Last night, I went out for a long over-due evening out with my two closest gal pals. A girls' night out means I get to get a little dressed up, splash on some make-up, and make my hair cooperate into looking like I have at least put in some effort to fix it.
It's somewhat of a special occasion for me. I don't wear make-up very often. My hair remains in a firm pony tail or down with a quick brush through 98% of the time. And recently, my clothes of choice have been baggy shorts and t-shirts.
I thought I'd be really excited about my night to glam myself up just a little.
That was, until I walked in to my closet.
As I rummaged around for clothing, I began to get a little upset. I tried a few things on, and couldn't take my eyes off of the fat roll that emerged around my waist. The jeans that I usually run to in my time of need were hard to button. Every shirt clung to me like cling wrap exposing all the bulges and bumps that my body now has on display. It was depressing.
I decided to stick with my jeans - tighter than what they were the last time I put them on. And I grabbed a button up shirt that was way too hot for the weather, but did a good job of covering the mountain range around my mid-section.
My friends and I went out to eat at a small pizzeria. We sat out on the patio and ordered a couple of drinks. I was so uncomfortable. I was hot and sweaty. I felt shaky on the little plastic chair I was sitting on. I wanted nothing more than to get out of there and hide.
After dinner, we went back to my friend's house and sat on her porch. Where I didn't have to worry about who was looking at me, or feeling uncomfortable and out of place.
I realized this morning, that's not who I am. Or used to be. I was the girl who LOVED going out. I enjoyed mingling with complete strangers. I enjoyed the night life feel and vibes. But, then I realized...
I'm not that girl, anymore.
I was that girl when I weighed 212lbs. When I looked in the mirror and didn't see fat rolls or awkward bulges, but progress. I saw a slimmer waist-line. Still not perfect, but much better than I'd ever seen before. I saw banging curves. I put clothes on with ease, and felt good in them.
It hit me that my size is defining who I am. Again.
I don't like that feeling. I don't like knowing that the way I look affects how I feel about being out in public, spending time with my friends, interfering with my ability to enjoy myself. But, I know deep down there's only one way to fix it.
I have to change.
Not just the way I feel, but the way I look. I can't go on pretending that I'm OK with myself right now. Because I most definitely am not. I can't pretend that my size doesn't define me. Because it does. When I'm fitter and thinner - I'm happier. When I'm bigger and less fit - I'm unhappy. When I struggle to get in to my clothes, or don't like the way I look in them - I'm down right miserable.
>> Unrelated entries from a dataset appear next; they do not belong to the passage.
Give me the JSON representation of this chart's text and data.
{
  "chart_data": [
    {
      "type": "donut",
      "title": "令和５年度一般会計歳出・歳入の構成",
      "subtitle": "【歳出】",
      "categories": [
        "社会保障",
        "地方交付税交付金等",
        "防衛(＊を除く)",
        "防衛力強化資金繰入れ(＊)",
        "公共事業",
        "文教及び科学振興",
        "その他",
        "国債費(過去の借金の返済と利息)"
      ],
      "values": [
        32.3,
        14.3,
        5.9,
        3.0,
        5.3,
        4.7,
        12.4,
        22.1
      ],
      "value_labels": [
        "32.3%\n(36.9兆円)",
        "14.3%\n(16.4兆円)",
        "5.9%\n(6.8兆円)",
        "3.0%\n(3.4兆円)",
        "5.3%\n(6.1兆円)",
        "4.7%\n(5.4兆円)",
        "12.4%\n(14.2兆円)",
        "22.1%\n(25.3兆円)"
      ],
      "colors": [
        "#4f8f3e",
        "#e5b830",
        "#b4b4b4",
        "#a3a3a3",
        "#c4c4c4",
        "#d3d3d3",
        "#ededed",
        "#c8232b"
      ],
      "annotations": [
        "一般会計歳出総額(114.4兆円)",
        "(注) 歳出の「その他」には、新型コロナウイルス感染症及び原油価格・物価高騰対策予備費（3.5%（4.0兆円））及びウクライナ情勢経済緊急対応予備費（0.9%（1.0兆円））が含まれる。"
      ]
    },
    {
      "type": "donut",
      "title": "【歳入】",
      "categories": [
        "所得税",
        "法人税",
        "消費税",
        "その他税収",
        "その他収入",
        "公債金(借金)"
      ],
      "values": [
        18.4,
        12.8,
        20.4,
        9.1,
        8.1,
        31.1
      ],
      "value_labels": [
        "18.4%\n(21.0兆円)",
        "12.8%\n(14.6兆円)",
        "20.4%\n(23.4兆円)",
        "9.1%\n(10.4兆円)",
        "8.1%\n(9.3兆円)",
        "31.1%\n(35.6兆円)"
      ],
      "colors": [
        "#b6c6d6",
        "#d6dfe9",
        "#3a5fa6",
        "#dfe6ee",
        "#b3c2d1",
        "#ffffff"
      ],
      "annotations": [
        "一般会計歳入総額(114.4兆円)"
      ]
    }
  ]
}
The first four weeks of my summer break I was preoccupied with being at my parents'. Last week, I was preoccupied with teaching classes at a summer camp. What do the next five weeks hold? Being preoccupied with losing this damn weight and getting my life back. There's no more time to sit and worry about it, anymore. I just have to do.
And you can take that to the bank.
In five weeks, I will stand in front of my mirror and be more happy about what I see. I will put on a pair of pants and not struggle and wiggle to squeeze myself in to them. I will go out for an evening jog, because that's become the habit of what I need to do in order to keep pushing through.
My size will have a new definition for my life. It will be smaller. The size, but my life will be better. I will be better. And it won't be about how I look, but what I've accomplished. Well, who am I kidding? How I look will be a big part of it, too.